The boxes mentioned above had all of my yearbooks, a scrapbook, and many letters- mostly from Lori and Todd. It's the letters that really put things in perspective.
There was a large bundle of the tissue-like letters written on air mail paper from Lori's year in Germany. Of course, to help her with German, and to help me with my German, entirely too much of the content of these letters were written auf Deutsch. But I had to laugh at some of the things that weren't. Ah... teenage angst. It's funny how all of the "noteworthy" events and people (some of whom I don't remember) are so miniscule in the grand scheme of things. There was one letter where I think Lori might have feared losing touch as she gently reprimanded me for not writing for too long a lapse of time.
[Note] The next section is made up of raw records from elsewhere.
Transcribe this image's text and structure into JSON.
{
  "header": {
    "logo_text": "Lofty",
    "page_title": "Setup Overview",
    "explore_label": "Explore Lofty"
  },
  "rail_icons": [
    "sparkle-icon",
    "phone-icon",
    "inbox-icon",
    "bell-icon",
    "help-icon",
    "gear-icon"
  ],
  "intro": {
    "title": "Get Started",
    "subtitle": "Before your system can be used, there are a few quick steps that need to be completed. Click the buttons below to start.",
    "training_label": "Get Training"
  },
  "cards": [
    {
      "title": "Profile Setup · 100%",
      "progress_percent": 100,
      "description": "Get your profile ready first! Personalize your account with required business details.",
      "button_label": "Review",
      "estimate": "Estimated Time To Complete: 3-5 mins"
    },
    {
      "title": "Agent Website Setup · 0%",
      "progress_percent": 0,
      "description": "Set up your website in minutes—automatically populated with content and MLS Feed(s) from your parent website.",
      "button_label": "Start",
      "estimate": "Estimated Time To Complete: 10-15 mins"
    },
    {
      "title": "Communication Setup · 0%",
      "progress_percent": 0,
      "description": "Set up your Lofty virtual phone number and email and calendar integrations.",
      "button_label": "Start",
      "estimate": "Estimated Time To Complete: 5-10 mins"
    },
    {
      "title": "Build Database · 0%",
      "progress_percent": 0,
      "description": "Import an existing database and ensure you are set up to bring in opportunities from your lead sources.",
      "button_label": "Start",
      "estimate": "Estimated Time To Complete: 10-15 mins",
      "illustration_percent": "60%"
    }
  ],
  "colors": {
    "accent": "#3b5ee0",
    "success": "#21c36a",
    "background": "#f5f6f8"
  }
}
She insisted that every small detail of every small day be reported. It kind of made me sad.
The next bundle of letters kind of made me happy. They included all of the letters and cards Todd wrote during our first few years together. Reading them again was an enormously vindicating experience. For the past two months, I have been dwelling on whether there was something between us that was ever worth saving and at what point should I have recognized the need for saving it. See, I have been thinking, rather guiltily, that (children aside, of course) we never should have made it far past high-school, if ever past friends in the first place. I've been feeling like I tried too hard to gloss over our incompatibilities because I didn't want to fail. But there must have been something between us, right?
Yes! Reading the letters reminded me that there was, once, something special between us. We were quite crazy about one another, and I had forgotten all about it amidst so many years of trouble. In the letters, I saw a glimpse of the man I thought Todd would become. But he didn't. He was very devoted and invested in me at one time, and I was able to see when that started tapering off. Perhaps it was around the same time that he started to see that I wasn't becoming the woman he thought I would. It doesn't really matter.
Right now, I just feel good knowing that we had something at one time and that I didn't make any mistakes either in staying with him as long as I did or in separating when we did. As a young woman, I had a different vision of my future with him than reality held. I'm lucky I'm still young and have time to experience another future.
So, the letters serve as documentation of the two most important relationships I've had in my life. It's kind of hard to put into words, but where one relationship was destined to fail, I am assured that the other will be around... well, forever.